Reading Your Own Writes in Java OJAI

The Java OJAI DocumentStore and Query APIs provide the ability to track writes to JSON tables. Use these APIs to ensure your application reads recent writes on JSON tables with secondary indexes.

Description

You should use this feature if it is important for your query results to reflect synchronized data between a JSON table and its secondary indexes. Because HPE Ezmeral Data Fabric Database updates secondary indexes asynchronously, it is possible for a JSON table and its secondary indexes to become out-of-sync while the index update is in progress.

For example, consider the following scenario:

  • Your application updates a JSON table.
  • The JSON table includes an address field that is a nested document with a zipCode subfield.
  • You have a secondary index on zipCode.
  • Later in your application, you query the JSON table filtering on zipCode.

You want your query result to reflect the updates from earlier in your application. To achieve this, use the DocumentStore and Query APIs that enable you to retrieve up-to-date information from the index. The APIs synchronize write operations on the JSON table with read operations on a secondary index.

See Asynchronous Secondary Index Updates for more information about index updates.

NOTE
The Python and Node.js OJAI APIs do not support this feature.

API Details

The OJAI DocumentStore and Query interfaces provide the following methods to support this functionality.

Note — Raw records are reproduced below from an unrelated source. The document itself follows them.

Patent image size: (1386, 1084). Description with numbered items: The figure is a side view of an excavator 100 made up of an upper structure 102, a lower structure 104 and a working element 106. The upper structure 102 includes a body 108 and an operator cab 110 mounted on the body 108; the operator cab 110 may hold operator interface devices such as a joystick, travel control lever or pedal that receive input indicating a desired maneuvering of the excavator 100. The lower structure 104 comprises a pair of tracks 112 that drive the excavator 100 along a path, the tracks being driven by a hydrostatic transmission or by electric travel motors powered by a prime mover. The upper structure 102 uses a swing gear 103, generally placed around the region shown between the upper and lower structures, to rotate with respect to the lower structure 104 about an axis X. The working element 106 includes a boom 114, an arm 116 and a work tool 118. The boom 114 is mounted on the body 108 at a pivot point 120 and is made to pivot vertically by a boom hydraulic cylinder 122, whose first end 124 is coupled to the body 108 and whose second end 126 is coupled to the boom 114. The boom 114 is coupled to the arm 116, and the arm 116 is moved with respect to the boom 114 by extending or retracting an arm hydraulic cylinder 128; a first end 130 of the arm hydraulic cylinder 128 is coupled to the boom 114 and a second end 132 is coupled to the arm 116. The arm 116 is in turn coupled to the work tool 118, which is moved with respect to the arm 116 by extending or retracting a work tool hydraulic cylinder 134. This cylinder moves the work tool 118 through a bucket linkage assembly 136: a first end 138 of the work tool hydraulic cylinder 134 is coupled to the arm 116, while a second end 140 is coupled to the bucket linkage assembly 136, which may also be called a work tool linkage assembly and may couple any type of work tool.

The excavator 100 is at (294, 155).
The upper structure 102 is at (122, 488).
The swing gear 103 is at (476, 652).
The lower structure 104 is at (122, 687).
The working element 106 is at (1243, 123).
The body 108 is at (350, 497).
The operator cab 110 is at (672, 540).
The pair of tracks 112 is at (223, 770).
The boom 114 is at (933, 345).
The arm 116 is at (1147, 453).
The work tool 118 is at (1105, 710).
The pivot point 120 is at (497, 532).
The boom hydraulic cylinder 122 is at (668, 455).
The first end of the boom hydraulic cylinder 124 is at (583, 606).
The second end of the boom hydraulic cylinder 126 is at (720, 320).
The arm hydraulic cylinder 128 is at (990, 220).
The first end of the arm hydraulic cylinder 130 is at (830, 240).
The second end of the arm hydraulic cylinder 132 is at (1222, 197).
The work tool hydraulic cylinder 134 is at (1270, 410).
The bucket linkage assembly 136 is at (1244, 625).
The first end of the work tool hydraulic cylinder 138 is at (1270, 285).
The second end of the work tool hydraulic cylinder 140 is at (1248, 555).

DocumentStore.beginTrackingWrites
Begins tracking the write operations performed through this instance of DocumentStore. The method takes an optional previousWritesContext parameter. If you specify this parameter, the tracking uses that context as the base state.
DocumentStore.endTrackingWrites
Flushes any buffered writes operations for this DocumentStore and returns a writesContext. Use this context to ensure that writes are visible to later queries. You can use the context across DocumentStore objects in the same, as well as different, client processes, when the stores refer to the same JSON table. For example, you can pass the writesContext returned by one DocumentStore to a second DocumentStore, to begin write tracking on the second store.
DocumentStore.clearTrackedWrites
Stops the write tracking and clears any state on this DocumentStore instance.
Query.waitForTrackedWrites
Sets the writesContext parameter for this query. A writesContext allows this query to "see" all the writes that happened inside the writesContext of a DocumentStore.

For the complete API, see Java OJAI Client API.

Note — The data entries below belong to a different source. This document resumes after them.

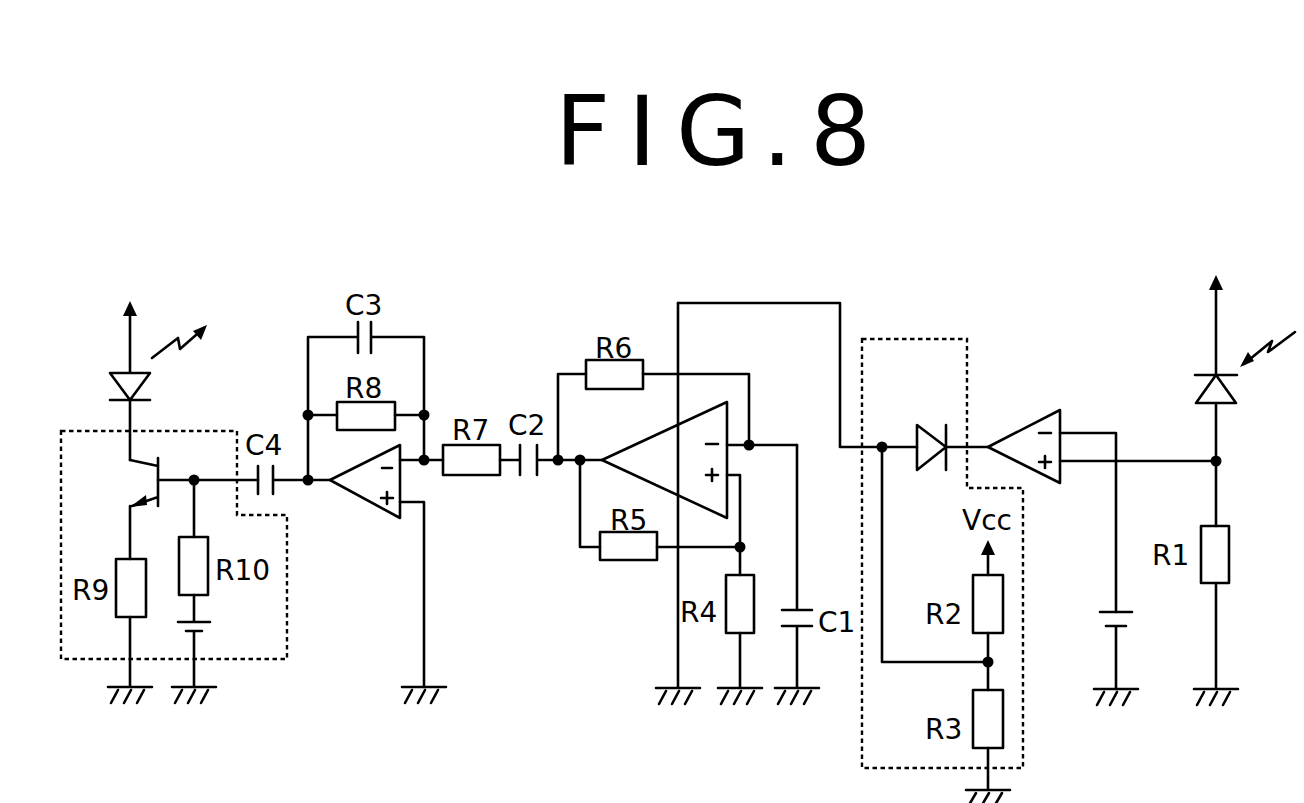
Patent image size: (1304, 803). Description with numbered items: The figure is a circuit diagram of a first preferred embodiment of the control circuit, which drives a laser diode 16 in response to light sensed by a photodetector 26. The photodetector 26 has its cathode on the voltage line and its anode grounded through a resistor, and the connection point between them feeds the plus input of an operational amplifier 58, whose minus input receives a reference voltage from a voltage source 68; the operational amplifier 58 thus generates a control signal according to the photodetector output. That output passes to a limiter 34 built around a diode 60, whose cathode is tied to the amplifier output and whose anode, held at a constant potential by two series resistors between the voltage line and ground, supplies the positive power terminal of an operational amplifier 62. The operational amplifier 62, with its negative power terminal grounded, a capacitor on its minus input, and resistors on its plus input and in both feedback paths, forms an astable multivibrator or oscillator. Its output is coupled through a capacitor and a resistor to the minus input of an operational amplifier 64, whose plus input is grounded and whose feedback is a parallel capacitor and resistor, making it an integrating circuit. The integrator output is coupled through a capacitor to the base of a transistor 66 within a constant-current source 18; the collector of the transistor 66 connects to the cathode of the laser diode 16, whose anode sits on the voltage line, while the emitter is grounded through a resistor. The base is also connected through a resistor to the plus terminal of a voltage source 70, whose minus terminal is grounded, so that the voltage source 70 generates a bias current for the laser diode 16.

The laser diode 16 is at (163, 388).
The constant-current source 18 is at (257, 661).
The photodetector 26 is at (1183, 392).
The limiter 34 is at (922, 338).
The operational amplifier 58 is at (1026, 425).
The diode 60 is at (929, 425).
The operational amplifier 62 is at (640, 439).
The operational amplifier 64 is at (363, 501).
The transistor 66 is at (130, 488).
The voltage source 68 is at (1135, 620).
The voltage source 70 is at (215, 628).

Read Your Own Writes Example

A complete code example is available on github at OJAI_013_ReadYourOwnWrite.java. The following are code snippets from that example. Each step contains links to corresponding lines of code in the github example:

  1. Call beginWriteTracking to set the starting point for the commit context on the JSON table /demo_table:
    // Create an OJAI connection to MapR cluster
    final Connection connectionNode1 = DriverManager.getConnection("ojai:mapr:");
    
    // Get an instance of OJAI DocumentStore
    final DocumentStore storeNode1 = connectionNode1.getStore("/demo_table");
    
    // initiate tracking of commit-context
    storeNode1.beginTrackingWrites();
  2. Update the zipCode of an existing user and insert a new user in /demo_table:
    // issue a set of mutations/insert/delete/etc
    storeNode1.update("user0000", connectionNode1.newMutation().set("address.zipCode", 95110L));
    storeNode1.insertOrReplace(connectionNode1.newDocument(
        "{\"_id\": \"user0004\", \"firstName\": \"Joel\", \"lastName\": \"Smith\", \"age\": 56, \"address\": {\"zipCode\":{\"$numberLong\":95110}}}"));
  3. Call endWriteTracking to flush the write operations after step 1, including updates to the secondary index:
    final String commitContext = storeNode1.endTrackingWrites();

    The call also returns a commitContext.

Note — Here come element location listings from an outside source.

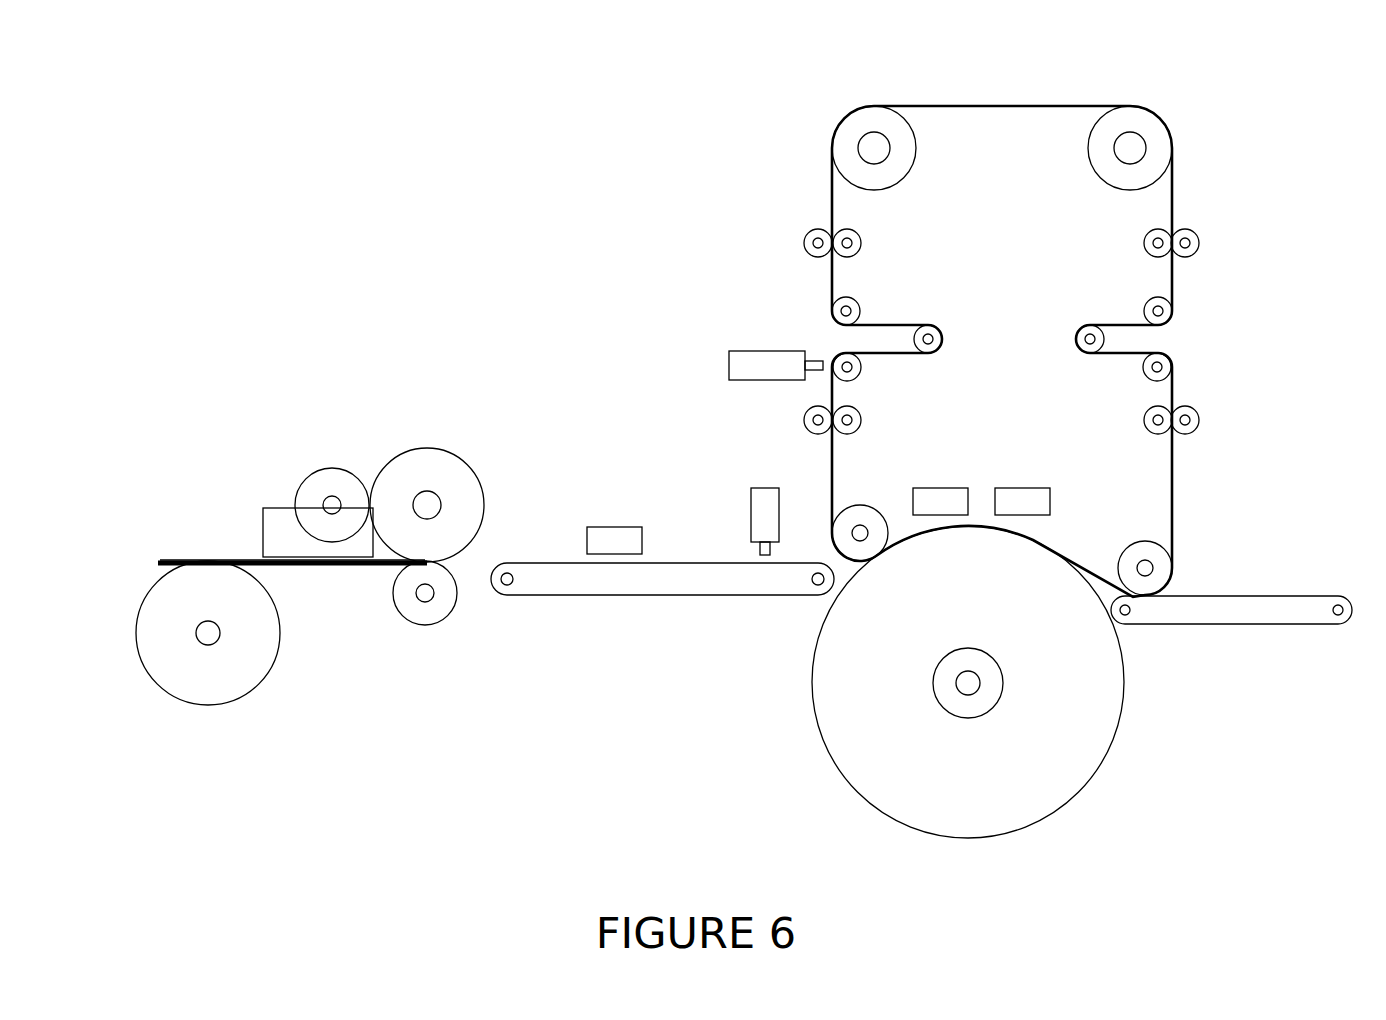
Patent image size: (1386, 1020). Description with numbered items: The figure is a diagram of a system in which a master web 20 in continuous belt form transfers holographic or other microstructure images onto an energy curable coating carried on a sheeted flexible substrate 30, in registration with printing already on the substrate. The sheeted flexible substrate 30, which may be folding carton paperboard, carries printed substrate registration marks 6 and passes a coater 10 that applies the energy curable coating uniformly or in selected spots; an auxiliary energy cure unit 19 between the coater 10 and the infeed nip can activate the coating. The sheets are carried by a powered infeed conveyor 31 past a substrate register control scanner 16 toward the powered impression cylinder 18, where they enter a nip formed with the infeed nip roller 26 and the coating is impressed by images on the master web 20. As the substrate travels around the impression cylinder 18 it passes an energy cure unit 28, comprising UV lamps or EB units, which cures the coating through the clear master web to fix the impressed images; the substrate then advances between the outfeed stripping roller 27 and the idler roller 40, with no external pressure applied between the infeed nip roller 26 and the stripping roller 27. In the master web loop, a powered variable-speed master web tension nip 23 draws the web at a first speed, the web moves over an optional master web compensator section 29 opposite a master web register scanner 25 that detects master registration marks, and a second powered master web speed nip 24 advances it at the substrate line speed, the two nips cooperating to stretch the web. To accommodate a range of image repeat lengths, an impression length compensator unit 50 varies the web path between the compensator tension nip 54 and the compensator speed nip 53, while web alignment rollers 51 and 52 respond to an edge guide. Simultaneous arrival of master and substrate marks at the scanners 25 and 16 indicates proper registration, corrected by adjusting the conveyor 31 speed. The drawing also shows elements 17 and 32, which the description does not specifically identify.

The substrate registration marks 6 is at (165, 560).
The coater 10 is at (352, 443).
The substrate register control scanner 16 is at (757, 523).
The roll 17 is at (427, 498).
The impression cylinder 18 is at (1095, 708).
The auxiliary energy cure unit 19 is at (615, 533).
The master web 20 is at (1175, 283).
The master web tension nip 23 is at (800, 238).
The master web speed nip 24 is at (792, 419).
The master web register scanner 25 is at (735, 355).
The infeed nip roller 26 is at (875, 520).
The outfeed stripping roller 27 is at (1148, 552).
The energy cure unit 28 is at (945, 495).
The master web compensator section 29 is at (898, 317).
The sheeted flexible substrate 30 is at (230, 560).
The powered infeed conveyor 31 is at (546, 545).
The conveyor 32 is at (1228, 586).
The idler roller 40 is at (257, 640).
The impression length compensator unit 50 is at (1094, 312).
The web alignment roller 51 is at (866, 118).
The web alignment roller 52 is at (1135, 118).
The compensator speed nip 53 is at (1210, 228).
The compensator tension nip 54 is at (1215, 406).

  4. Issue a query that calls waitForTrackedWrites with the commitContext from step 3:
    /*
     * Next section of the code can run on the same or on a different node,
     * the `commitContext` obtained earlier needs to be propagated to that node.
     */
    
    // Create an OJAI connection to MapR cluster
    final Connection connectionNode2 = DriverManager.getConnection("ojai:mapr:");
    
    // Get an instance of OJAI DocumentStore
    final DocumentStore storeNode2 = connectionNode2.getStore("/demo_table");
    
    // Build an OJAI query and set its commit context with timeout of 2 seconds
    final Query query = connectionNode2.newQuery()
        .select("_id", "firstName", "lastName", "address.zipCode")
        .where("{\"$gt\": {\"address.zipCode\": 95110}}")
        .waitForTrackedWrites(commitContext)
        .build();

    The query filters on the indexed subfield address.zipCode. The commitContext ensures that the query result includes the changes made in step 2.